The only hope for a cure from hepatocellular carcinoma (HCC) rests on early diagnosis as it can be attained through semiannual surveillance with abdominal ultrasound (US) of patients at risk. While the strategy of semiannual screening rests on the growth rate of the tumor that in cirrhotic patients takes 6 months to double its volume, on average, the noninvasive radiological diagnosis of HCC is possible in cirrhotic patients with a de novo HCC and patients with chronic hepatitis B. More recently, metabolic diseases related to insulin resistance, including diabetes and obesity, have been recognized to be causally related to HCC as well, in most patients bridging HCC to the histopathological diagnosis of non-alcoholic steatohepatitis (NASH). While the endpoint of an early diagnosis is achieved quite easily in most patients with >1 cm HCC by computed tomography (CT) or magnetic resonance imaging (MRI) demonstrating the specific pattern of an intense contrast uptake during the arterial phase (wash-in) and contrast wash-out during the venous/delayed phase, nodules <1 cm in size are more difficult to diagnose, almost invariably requiring an enhanced follow up with three monthly examinations with US until they grow in size or change their echo pattern.

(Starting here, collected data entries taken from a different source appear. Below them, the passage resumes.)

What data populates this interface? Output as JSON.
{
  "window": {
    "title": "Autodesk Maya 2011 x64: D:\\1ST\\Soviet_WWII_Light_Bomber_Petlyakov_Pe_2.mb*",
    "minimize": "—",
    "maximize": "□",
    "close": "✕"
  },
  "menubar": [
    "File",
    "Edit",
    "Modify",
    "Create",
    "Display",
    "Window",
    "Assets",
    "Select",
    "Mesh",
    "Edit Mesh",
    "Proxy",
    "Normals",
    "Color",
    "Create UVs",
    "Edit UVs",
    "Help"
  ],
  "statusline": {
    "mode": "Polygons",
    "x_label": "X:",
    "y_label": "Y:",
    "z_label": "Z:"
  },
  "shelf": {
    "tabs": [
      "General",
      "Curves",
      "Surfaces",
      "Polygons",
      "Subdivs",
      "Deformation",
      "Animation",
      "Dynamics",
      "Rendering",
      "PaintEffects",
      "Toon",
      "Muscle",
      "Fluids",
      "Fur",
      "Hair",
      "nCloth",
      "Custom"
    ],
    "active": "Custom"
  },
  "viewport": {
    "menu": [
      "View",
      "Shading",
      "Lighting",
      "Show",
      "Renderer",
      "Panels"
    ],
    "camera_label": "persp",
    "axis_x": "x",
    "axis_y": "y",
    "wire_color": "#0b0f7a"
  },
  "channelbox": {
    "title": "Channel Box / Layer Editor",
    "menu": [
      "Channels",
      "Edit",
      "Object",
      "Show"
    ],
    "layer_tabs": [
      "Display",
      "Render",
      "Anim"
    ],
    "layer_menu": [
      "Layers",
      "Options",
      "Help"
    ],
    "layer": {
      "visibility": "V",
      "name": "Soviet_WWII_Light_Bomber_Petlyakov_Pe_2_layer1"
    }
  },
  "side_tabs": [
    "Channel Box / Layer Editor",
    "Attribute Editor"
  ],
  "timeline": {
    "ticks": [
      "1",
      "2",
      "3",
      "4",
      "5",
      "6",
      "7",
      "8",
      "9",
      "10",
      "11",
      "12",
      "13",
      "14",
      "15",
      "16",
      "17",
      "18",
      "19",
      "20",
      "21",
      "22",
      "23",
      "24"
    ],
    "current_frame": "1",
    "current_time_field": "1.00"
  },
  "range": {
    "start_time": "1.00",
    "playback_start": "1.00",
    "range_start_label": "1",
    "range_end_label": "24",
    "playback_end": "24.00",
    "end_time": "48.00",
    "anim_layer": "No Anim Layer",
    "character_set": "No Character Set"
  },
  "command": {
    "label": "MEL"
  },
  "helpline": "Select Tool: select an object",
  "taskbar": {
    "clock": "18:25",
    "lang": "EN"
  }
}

Owing to the lack of robust controlled evidence demonstrating a clinical benefit of surveillance, the real support for screening for liver cancer comes from the striking differences in response to therapy between screened populations in whom HCC is diagnosed and treated at early stages and patients with more advanced, incidentally detected tumors. This notwithstanding, numerous barriers work against screening effectiveness, including limited or outdated knowledge, lack of financial incentives, and limited access to appropriate testing and treatment. Though strengthening prediction in individual patients is expected to improve the cost-effectiveness ratio of screening, the benefits of approaches like pretreatment patient stratification by clinical, histologic, and genetic scores remain uncertain, while the worthiness of excluding patients with severe comorbidities and aged individuals is still debated.